For 2023, the new teams and game-changing ideas are reaching new heights. The 15 teams accepted into the next phase of competition include:

  • Agri ThinkTank is using food waste to make ecofriendly compost and livestock feeds using black soldier flies (BSF), helping farmers access products that maximize agricultural production, reduce environmental contamination, and improve their living standards.
  • Banana Leather is producing plant leather comparable in quality to animal hide in performance by using banana crop waste for a vegan, cruelty-free, sustainable, and circular product.
  • BioEase is using waste products to make biogas more accessible to people in Rwanda by redesigning the biogas digester to be more affordable, effective, efficient, and low maintenance
  • Cellucoat is accelerating the transition into a circular economy by developing a sustainable, biodegradable, and customizable bacterial cellulose-based plastic alternative suitable for food packaging and prolonging shelf life.
  • Counter Plas Tech is manufacturing weather-resistant engineered wood processed from the polymer of plastic waste materials and biomass wasted during primary and tertiary timber processing.  
  • Crown Multiverse is using agricultural waste to make safe, affordable, and environmentally sound briquettes for cooking fuel to reduce consumption of wood-based counterparts that contribute to deforestation.
  • Green Poultry Farm is developing a biodigester system for poultry production and feed growth by converting poultry waste, through anaerobic digestion, into biogas and biofertilizers, reducing pollutants.
  • Gsolaire is investing in the deployment of solar concentrators made from scrap metal to replace carbon emitting energy sources with clean and affordable solar thermal power.
  • Huuzagro is reducing plastic pollution by converting food waste from restaurants, food processing plants, and households into biodegradable plastic packaging material.
  • Kenda is solving malnutrition in Kenyan communities by reviving the cultivation and consumption of African Indigenous Vegetables (AIVs) for their high nutritional value.   
  • Muddy Treasure is using anaerobic digestion to process sewage sludge and organic waste from meat industries, restaurants, schools, and different agriculture activities, into an organic substrate and liquid fertilizer, plus an animal feed supplement.
  • Rethread is turning crop residue into a biodegradable fabric, reducing water usage, CO2 emissions, and eutrophication while supporting smallholder farmers in Africa and providing creative opportunities in fashion.
  • Team Green Energy is reducing plastic pollution by collecting plastic wastes, especially those with high carbon content, and upcycling them into 3D graphene nanosheets for highly efficient HTM-free perovskite solar to be used as a renewable energy supplier.

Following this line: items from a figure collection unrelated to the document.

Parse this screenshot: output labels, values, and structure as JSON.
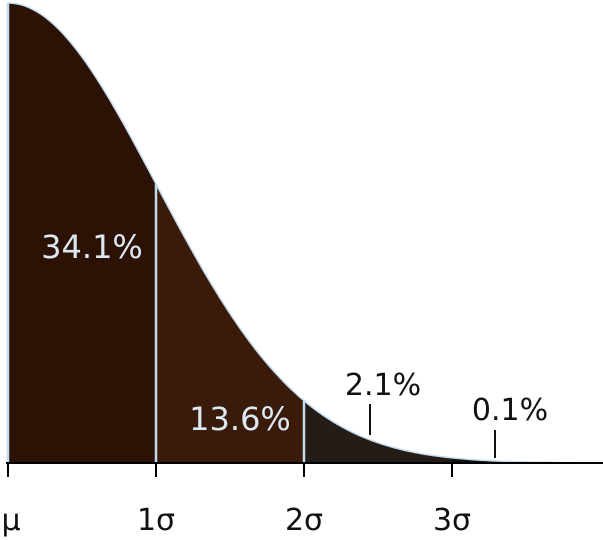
{
  "chart_data": {
    "type": "area",
    "distribution": "half-normal",
    "x_ticks": [
      {
        "value": 0,
        "label": "μ"
      },
      {
        "value": 1,
        "label": "1σ"
      },
      {
        "value": 2,
        "label": "2σ"
      },
      {
        "value": 3,
        "label": "3σ"
      }
    ],
    "xlim": [
      0,
      4
    ],
    "grid": false,
    "regions": [
      {
        "from": 0,
        "to": 1,
        "label": "34.1%",
        "value": 34.1,
        "color": "#2b1205",
        "label_color": "#dce8f2"
      },
      {
        "from": 1,
        "to": 2,
        "label": "13.6%",
        "value": 13.6,
        "color": "#3a1a08",
        "label_color": "#dce8f2"
      },
      {
        "from": 2,
        "to": 3,
        "label": "2.1%",
        "value": 2.1,
        "color": "#241c17",
        "label_color": "#111111"
      },
      {
        "from": 3,
        "to": 4,
        "label": "0.1%",
        "value": 0.1,
        "color": "#111111",
        "label_color": "#111111"
      }
    ],
    "colors": {
      "outline": "#c3dbef",
      "axis": "#000000"
    }
  }
}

  • Team Purple is preventing clothes and fabrics waste through incentive-based upcycling that exchanges cloth for money, encourages clothes donations, and discourages cloth-dumping in rivers and canals.
  • UnwasteWater is reducing wastewater by utilizing microbial electrosynthesis (MES) to sustainably synthesize valuable carbon-negative chemicals from domestic wastewater that can be used in the pharmaceutical, biomedical, and chemical industries.

Thanks to the continuing financial support of The Wege Foundation, Wege Prize 2023 has opened these unique opportunities for undergraduate, graduate, and post-graduate students around the world and has helped advance the ideas and solutions behind the circular economy.